Berman, S. and C. Rouse (2008) A Management System for Integrated Querying of Web Databases. In van Brakel, P., Eds. Proceedings 10th Annual Conference of WWW Applications, University of Cape Town.

The World Wide Web has revolutionised information accessibility, but about 500 times larger than the Surface Web is the data which resides on databases connected to the Web, the so-called Deep Web or Hidden Web. While these databases can be accessed individually via query forms on their Web pages, we need architectures and tools that make it possible to query all relevant databases on the World Wide Web. This paper proposes such an architecture, based on a superpeer topology, and a set of intelligent tools to facilitate a more automated access to Web databases. While complete automation is unlikely in the near future, a suitable framework and toolkit is necessary to maximise automation and reusability, and to minimise the effort required by the human user.

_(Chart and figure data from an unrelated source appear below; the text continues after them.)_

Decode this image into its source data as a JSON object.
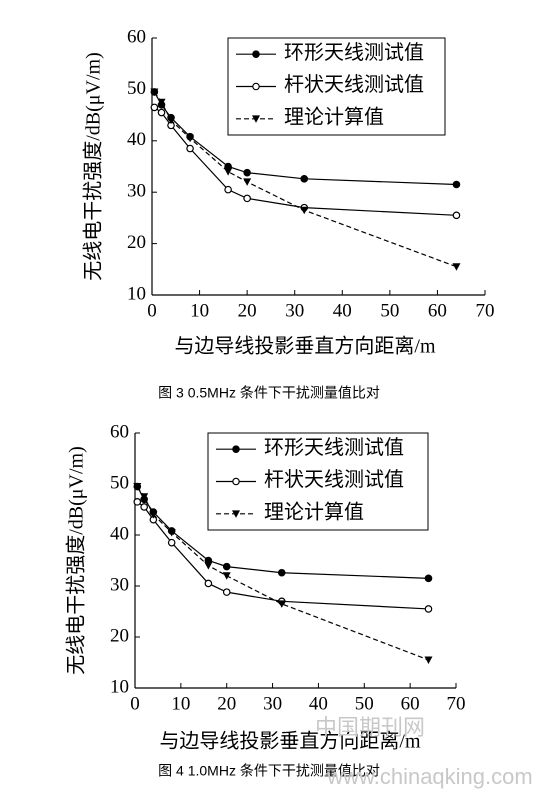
{
  "charts_note_free": null,
  "chart_data": [
    {
      "type": "line",
      "caption": "图 3 0.5MHz 条件下干扰测量值比对",
      "xlabel": "与边导线投影垂直方向距离/m",
      "ylabel": "无线电干扰强度/dB(μV/m)",
      "x": [
        0.5,
        2,
        4,
        8,
        16,
        20,
        32,
        64
      ],
      "series": [
        {
          "name": "环形天线测试值",
          "color": "#000000",
          "marker": "filled-circle",
          "linestyle": "solid",
          "values": [
            49.5,
            47,
            44.5,
            40.8,
            35,
            33.8,
            32.6,
            31.5
          ]
        },
        {
          "name": "杆状天线测试值",
          "color": "#000000",
          "marker": "open-circle",
          "linestyle": "solid",
          "values": [
            46.5,
            45.5,
            43,
            38.5,
            30.5,
            28.8,
            27,
            25.5
          ]
        },
        {
          "name": "理论计算值",
          "color": "#000000",
          "marker": "down-triangle",
          "linestyle": "dashed",
          "values": [
            49.5,
            47.5,
            44,
            40.5,
            34,
            32,
            26.5,
            15.5
          ]
        }
      ],
      "xlim": [
        0,
        70
      ],
      "xticks": [
        0,
        10,
        20,
        30,
        40,
        50,
        60,
        70
      ],
      "ylim": [
        10,
        60
      ],
      "yticks": [
        10,
        20,
        30,
        40,
        50,
        60
      ],
      "legend": "upper right",
      "grid": false
    },
    {
      "type": "line",
      "caption": "图 4 1.0MHz 条件下干扰测量值比对",
      "xlabel": "与边导线投影垂直方向距离/m",
      "ylabel": "无线电干扰强度/dB(μV/m)",
      "x": [
        0.5,
        2,
        4,
        8,
        16,
        20,
        32,
        64
      ],
      "series": [
        {
          "name": "环形天线测试值",
          "color": "#000000",
          "marker": "filled-circle",
          "linestyle": "solid",
          "values": [
            49.5,
            47,
            44.5,
            40.8,
            35,
            33.8,
            32.6,
            31.5
          ]
        },
        {
          "name": "杆状天线测试值",
          "color": "#000000",
          "marker": "open-circle",
          "linestyle": "solid",
          "values": [
            46.5,
            45.5,
            43,
            38.5,
            30.5,
            28.8,
            27,
            25.5
          ]
        },
        {
          "name": "理论计算值",
          "color": "#000000",
          "marker": "down-triangle",
          "linestyle": "dashed",
          "values": [
            49.5,
            47.5,
            44,
            40.5,
            34,
            32,
            26.5,
            15.5
          ]
        }
      ],
      "xlim": [
        0,
        70
      ],
      "xticks": [
        0,
        10,
        20,
        30,
        40,
        50,
        60,
        70
      ],
      "ylim": [
        10,
        60
      ],
      "yticks": [
        10,
        20,
        30,
        40,
        50,
        60
      ],
      "legend": "upper right",
      "grid": false
    }
  ],
  "watermark": [
    "中国期刊网",
    "www.chinaqking.com"
  ]
}
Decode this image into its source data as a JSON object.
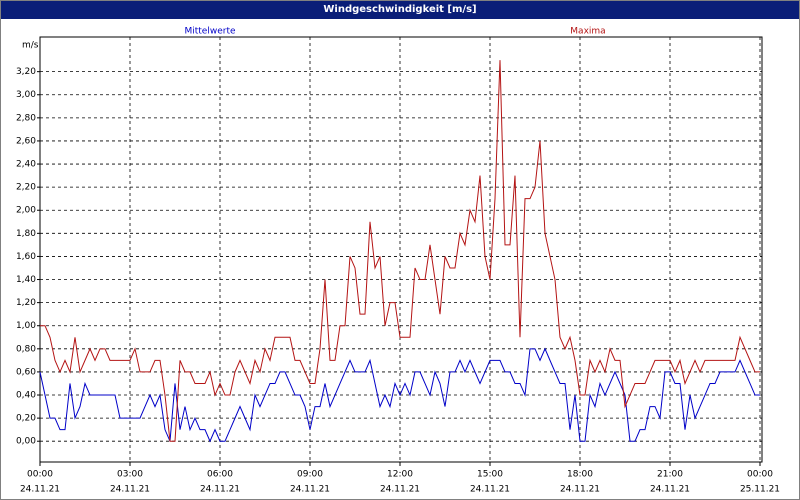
{
  "chart_data": {
    "type": "line",
    "title": "Windgeschwindigkeit [m/s]",
    "ylabel": "m/s",
    "x": [
      0,
      10,
      20,
      30,
      40,
      50,
      60,
      70,
      80,
      90,
      100,
      110,
      120,
      130,
      140,
      150,
      160,
      170,
      180,
      190,
      200,
      210,
      220,
      230,
      240,
      250,
      260,
      270,
      280,
      290,
      300,
      310,
      320,
      330,
      340,
      350,
      360,
      370,
      380,
      390,
      400,
      410,
      420,
      430,
      440,
      450,
      460,
      470,
      480,
      490,
      500,
      510,
      520,
      530,
      540,
      550,
      560,
      570,
      580,
      590,
      600,
      610,
      620,
      630,
      640,
      650,
      660,
      670,
      680,
      690,
      700,
      710,
      720,
      730,
      740,
      750,
      760,
      770,
      780,
      790,
      800,
      810,
      820,
      830,
      840,
      850,
      860,
      870,
      880,
      890,
      900,
      910,
      920,
      930,
      940,
      950,
      960,
      970,
      980,
      990,
      1000,
      1010,
      1020,
      1030,
      1040,
      1050,
      1060,
      1070,
      1080,
      1090,
      1100,
      1110,
      1120,
      1130,
      1140,
      1150,
      1160,
      1170,
      1180,
      1190,
      1200,
      1210,
      1220,
      1230,
      1240,
      1250,
      1260,
      1270,
      1280,
      1290,
      1300,
      1310,
      1320,
      1330,
      1340,
      1350,
      1360,
      1370,
      1380,
      1390,
      1400,
      1410,
      1420,
      1430,
      1440
    ],
    "series": [
      {
        "name": "Mittelwerte",
        "color": "#0000c8",
        "values": [
          0.6,
          0.4,
          0.2,
          0.2,
          0.1,
          0.1,
          0.5,
          0.2,
          0.3,
          0.5,
          0.4,
          0.4,
          0.4,
          0.4,
          0.4,
          0.4,
          0.2,
          0.2,
          0.2,
          0.2,
          0.2,
          0.3,
          0.4,
          0.3,
          0.4,
          0.1,
          0.0,
          0.5,
          0.1,
          0.3,
          0.1,
          0.2,
          0.1,
          0.1,
          0.0,
          0.1,
          0.0,
          0.0,
          0.1,
          0.2,
          0.3,
          0.2,
          0.1,
          0.4,
          0.3,
          0.4,
          0.5,
          0.5,
          0.6,
          0.6,
          0.5,
          0.4,
          0.4,
          0.3,
          0.1,
          0.3,
          0.3,
          0.5,
          0.3,
          0.4,
          0.5,
          0.6,
          0.7,
          0.6,
          0.6,
          0.6,
          0.7,
          0.5,
          0.3,
          0.4,
          0.3,
          0.5,
          0.4,
          0.5,
          0.4,
          0.6,
          0.6,
          0.5,
          0.4,
          0.6,
          0.5,
          0.3,
          0.6,
          0.6,
          0.7,
          0.6,
          0.7,
          0.6,
          0.5,
          0.6,
          0.7,
          0.7,
          0.7,
          0.6,
          0.6,
          0.5,
          0.5,
          0.4,
          0.8,
          0.8,
          0.7,
          0.8,
          0.7,
          0.6,
          0.5,
          0.5,
          0.1,
          0.4,
          0.0,
          0.0,
          0.4,
          0.3,
          0.5,
          0.4,
          0.5,
          0.6,
          0.5,
          0.4,
          0.0,
          0.0,
          0.1,
          0.1,
          0.3,
          0.3,
          0.2,
          0.6,
          0.6,
          0.5,
          0.5,
          0.1,
          0.4,
          0.2,
          0.3,
          0.4,
          0.5,
          0.5,
          0.6,
          0.6,
          0.6,
          0.6,
          0.7,
          0.6,
          0.5,
          0.4,
          0.4
        ]
      },
      {
        "name": "Maxima",
        "color": "#b41414",
        "values": [
          1.0,
          1.0,
          0.9,
          0.7,
          0.6,
          0.7,
          0.6,
          0.9,
          0.6,
          0.7,
          0.8,
          0.7,
          0.8,
          0.8,
          0.7,
          0.7,
          0.7,
          0.7,
          0.7,
          0.8,
          0.6,
          0.6,
          0.6,
          0.7,
          0.7,
          0.4,
          0.0,
          0.0,
          0.7,
          0.6,
          0.6,
          0.5,
          0.5,
          0.5,
          0.6,
          0.4,
          0.5,
          0.4,
          0.4,
          0.6,
          0.7,
          0.6,
          0.5,
          0.7,
          0.6,
          0.8,
          0.7,
          0.9,
          0.9,
          0.9,
          0.9,
          0.7,
          0.7,
          0.6,
          0.5,
          0.5,
          0.8,
          1.4,
          0.7,
          0.7,
          1.0,
          1.0,
          1.6,
          1.5,
          1.1,
          1.1,
          1.9,
          1.5,
          1.6,
          1.0,
          1.2,
          1.2,
          0.9,
          0.9,
          0.9,
          1.5,
          1.4,
          1.4,
          1.7,
          1.4,
          1.1,
          1.6,
          1.5,
          1.5,
          1.8,
          1.7,
          2.0,
          1.9,
          2.3,
          1.6,
          1.4,
          2.1,
          3.3,
          1.7,
          1.7,
          2.3,
          0.9,
          2.1,
          2.1,
          2.2,
          2.6,
          1.8,
          1.6,
          1.4,
          0.9,
          0.8,
          0.9,
          0.7,
          0.4,
          0.4,
          0.7,
          0.6,
          0.7,
          0.6,
          0.8,
          0.7,
          0.7,
          0.3,
          0.4,
          0.5,
          0.5,
          0.5,
          0.6,
          0.7,
          0.7,
          0.7,
          0.7,
          0.6,
          0.7,
          0.5,
          0.6,
          0.7,
          0.6,
          0.7,
          0.7,
          0.7,
          0.7,
          0.7,
          0.7,
          0.7,
          0.9,
          0.8,
          0.7,
          0.6,
          0.6
        ]
      }
    ],
    "xlim": [
      0,
      1440
    ],
    "xticks": [
      {
        "value": 0,
        "label": "00:00",
        "date": "24.11.21"
      },
      {
        "value": 180,
        "label": "03:00",
        "date": "24.11.21"
      },
      {
        "value": 360,
        "label": "06:00",
        "date": "24.11.21"
      },
      {
        "value": 540,
        "label": "09:00",
        "date": "24.11.21"
      },
      {
        "value": 720,
        "label": "12:00",
        "date": "24.11.21"
      },
      {
        "value": 900,
        "label": "15:00",
        "date": "24.11.21"
      },
      {
        "value": 1080,
        "label": "18:00",
        "date": "24.11.21"
      },
      {
        "value": 1260,
        "label": "21:00",
        "date": "24.11.21"
      },
      {
        "value": 1440,
        "label": "00:00",
        "date": "25.11.21"
      }
    ],
    "ylim": [
      -0.18,
      3.5
    ],
    "yticks": [
      {
        "value": 0,
        "label": "0,00"
      },
      {
        "value": 0.2,
        "label": "0,20"
      },
      {
        "value": 0.4,
        "label": "0,40"
      },
      {
        "value": 0.6,
        "label": "0,60"
      },
      {
        "value": 0.8,
        "label": "0,80"
      },
      {
        "value": 1.0,
        "label": "1,00"
      },
      {
        "value": 1.2,
        "label": "1,20"
      },
      {
        "value": 1.4,
        "label": "1,40"
      },
      {
        "value": 1.6,
        "label": "1,60"
      },
      {
        "value": 1.8,
        "label": "1,80"
      },
      {
        "value": 2.0,
        "label": "2,00"
      },
      {
        "value": 2.2,
        "label": "2,20"
      },
      {
        "value": 2.4,
        "label": "2,40"
      },
      {
        "value": 2.6,
        "label": "2,60"
      },
      {
        "value": 2.8,
        "label": "2,80"
      },
      {
        "value": 3.0,
        "label": "3,00"
      },
      {
        "value": 3.2,
        "label": "3,20"
      }
    ],
    "grid": true
  }
}
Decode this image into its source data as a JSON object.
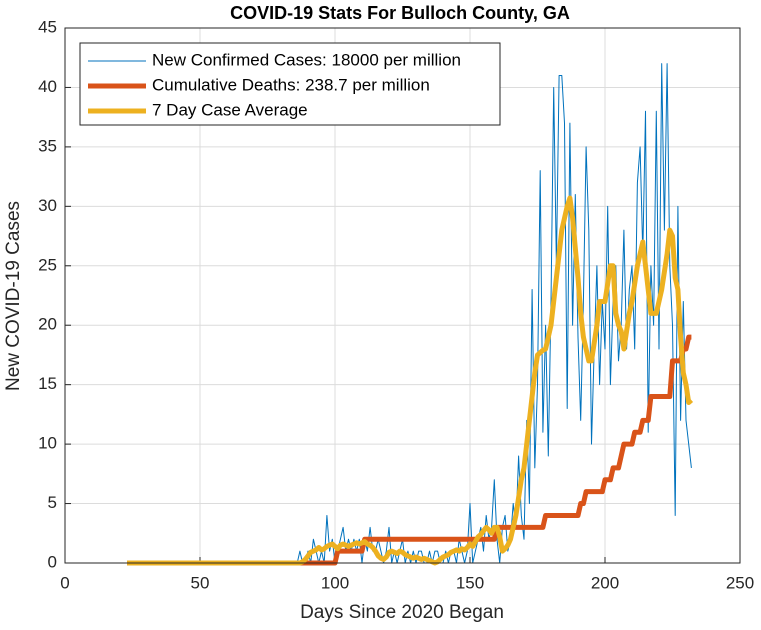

Our system is based on a peer-to-peer framework, and tools that exploit this topology in analysing, configuring and tuning components for a particular application domain, such as the travel and real estate domains. We describe a prototype implementation and evaluate its usability, performance and accuracy in the context of an initial experiment involving 32 independently-constructed databases. Components for automated query processing, schema matching, schema translation and data transformation are presented. The prototype system uses a mediated schema approach to integrated querying of multiple databases, and includes a query interface which allows results from different databases to be viewed together or in separate tabs as they are received from each data source. Our findings highlight the benefits of a semi-automated approach to integrated querying of the Deep Web.